Revok forwards everything to Mem0 transparently, and adds a small read-only API
for inspecting confidence state:

| Method   | Path                          | Description                          |
|----------|-------------------------------|--------------------------------------|
| `POST`   | `/signals`                    | Submit an external world-signal (202 async) |
| `GET`    | `/v1/entities`                | Paginated list of all entity records |
| `GET`    | `/v1/entities/{entity_key}`   | Live time-recovered confidence score |
| `DELETE` | `/v1/entities/{entity_key}`   | Remove an entity record              |
| `*`      | `/{any other path}`           | Transparently proxied to Mem0        |

To attach a signal to a write, send the entity with the request header:

```http
X-Revok-Entity: apex_hoodie
```

---

## Confidence states

| Status     | Score   | Meaning            |
|------------|---------|--------------------|
| `fresh`    | > 0.7   | Memory is reliable |
| `degraded` | 0.3–0.7 | Use with caution   |
| `stale`    | < 0.3   | Do not trust       |

---

## Examples

Runnable end-to-end demos live in [`examples/`](examples/):

| Demo | What it shows |
|------|---------------|
| [`mem0_basic`](examples/mem0_basic/) | Revok proxying Mem0: a pricing change fires a signal and confidence degrades. |
| [`langgraph_pricing`](examples/langgraph_pricing/) | A LangGraph agent that re-verifies from the live DB when memory goes stale, with a live dashboard. |
| [`crewai_pricing`](examples/crewai_pricing/) | The same stale-memory scenario built on CrewAI. |

Each demo ships with a `docker compose` setup and a step-by-step walkthrough in
its own README.

---

## Roadmap

**Memory adapters**

| Adapter   | Status      |
|-----------|-------------|
| Mem0      | ✅ v0.1.0   |
| Zep       | 🔜 v0.2.0   |
|Agent Memory Server | 🔜 v0.3.0   |

**Signal sources**

| Source            | Tier       |
|-------------------|------------|
| Webhooks          | OSS        |
| Redis Streams     | OSS        |
| Azure Event Hubs  | Enterprise |
| AWS EventBridge   | Enterprise |
| Google Pub/Sub    | Enterprise |

The Enterprise tier adds multi-tenancy, managed cloud signal sources, SSO/RBAC,
audit logging, and a SaaS dashboard.

---

## Contributing

Contributions are welcome!

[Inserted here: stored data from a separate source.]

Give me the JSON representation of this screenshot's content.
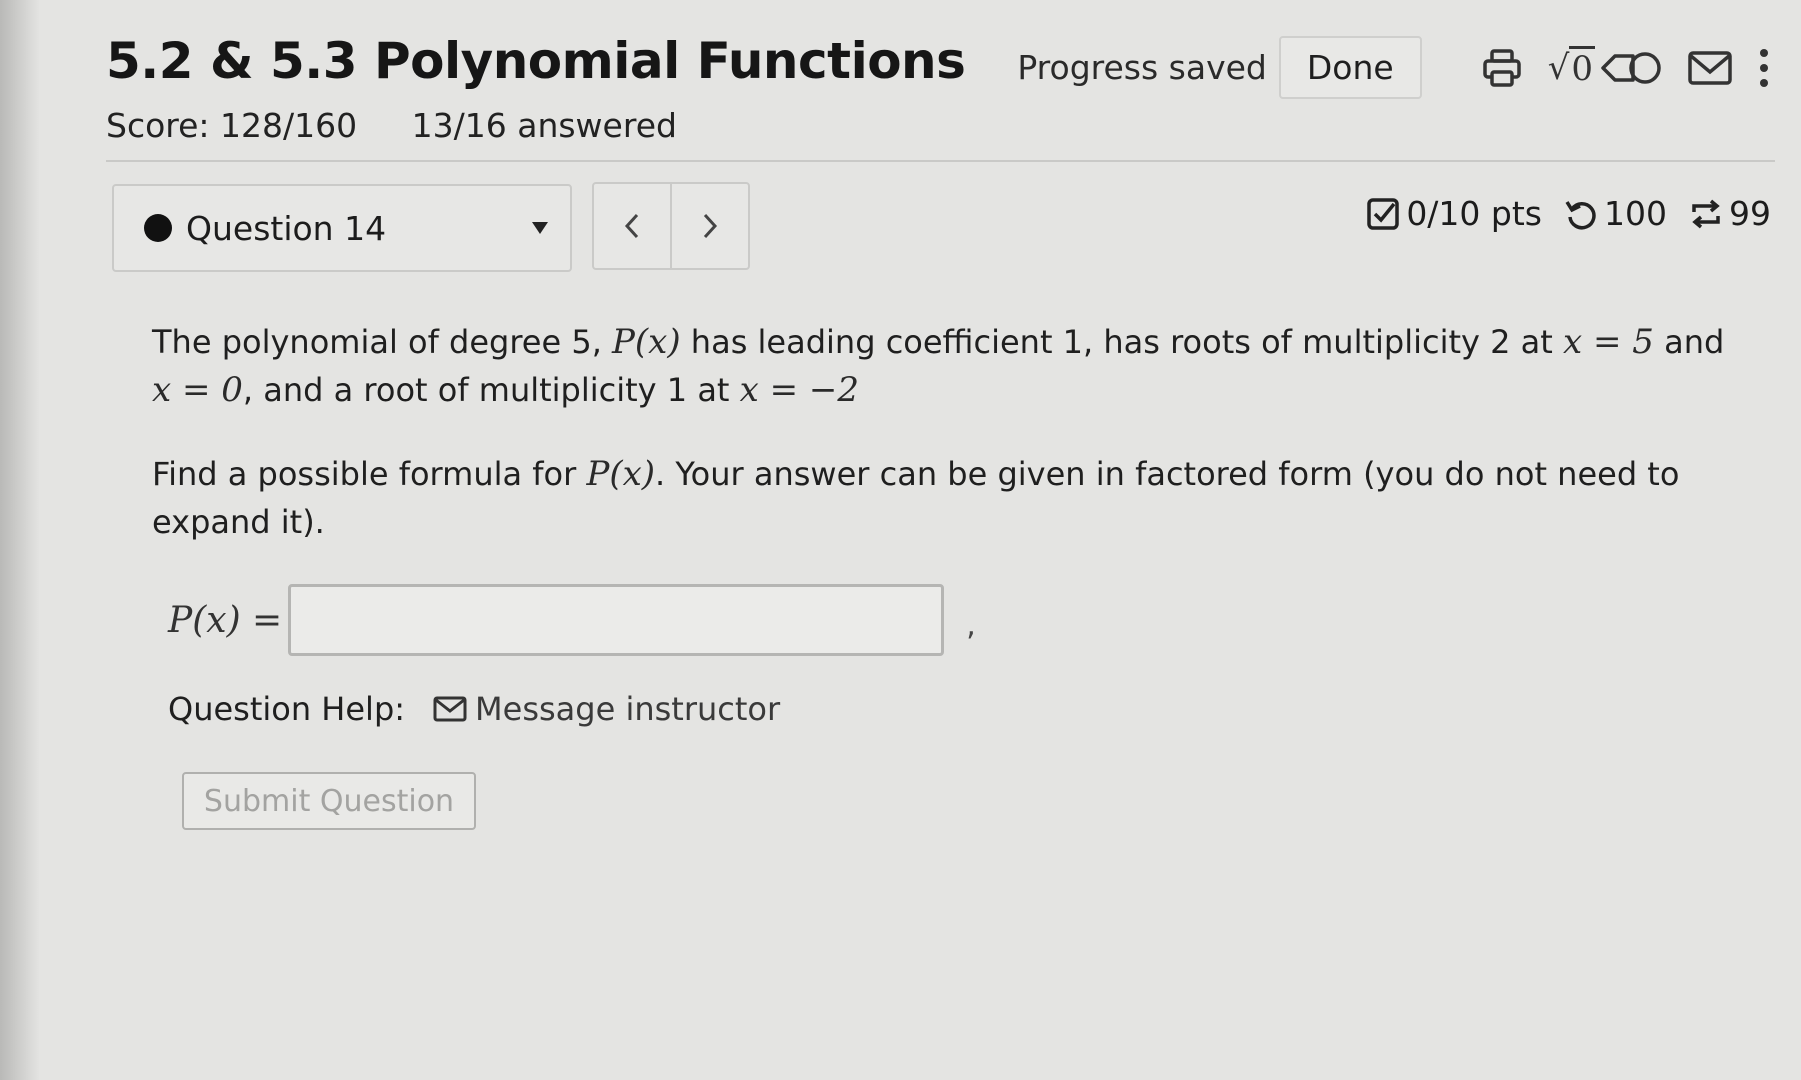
{
  "header": {
    "title": "5.2 & 5.3 Polynomial Functions",
    "score": "Score: 128/160",
    "answered": "13/16 answered",
    "progress_saved": "Progress saved",
    "done_label": "Done",
    "sqrt_symbol": "√",
    "sqrt_box": "0",
    "icons": [
      "print-icon",
      "math-entry-icon",
      "tag-icon",
      "mail-icon",
      "more-vertical-icon"
    ]
  },
  "question_nav": {
    "current": "Question 14",
    "prev_symbol": "<",
    "next_symbol": ">"
  },
  "stats": {
    "points": "0/10 pts",
    "attempts": "100",
    "versions": "99"
  },
  "question": {
    "p1_a": "The polynomial of degree 5, ",
    "p1_math1": "P(x)",
    "p1_b": " has leading coefficient 1, has roots of multiplicity 2 at ",
    "p1_math2": "x = 5",
    "p1_c": " and",
    "p1_math3": "x = 0",
    "p1_d": ", and a root of multiplicity 1 at ",
    "p1_math4": "x = −2",
    "p2_a": "Find a possible formula for ",
    "p2_math": "P(x)",
    "p2_b": ". Your answer can be given in factored form (you do not need to expand it)."
  },
  "answer": {
    "label": "P(x) =",
    "value": "",
    "comma": ","
  },
  "help": {
    "label": "Question Help:",
    "message_link": "Message instructor"
  },
  "submit_label": "Submit Question",
  "colors": {
    "background": "#e4e4e2",
    "text": "#1f1f1f",
    "disabled_text": "#a3a3a1"
  }
}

To get started:

```bash
pip install -e ".[dev]"
pytest                 # run the test suite
ruff check .           # lint
mypy revok             # type-check
```

Please open an issue to discuss substantial changes before sending a PR.

---

## License

[AGPL v3](LICENSE). Enterprise licensing available — contact **[robertopc@gmail.com]**.

---

## Legal

Revok is licensed under AGPL v3.
Core mechanisms are patent pending.

## Status

`v0.1.1` — MVP. Mem0 adapter. Production use at your own risk. Feedback welcome.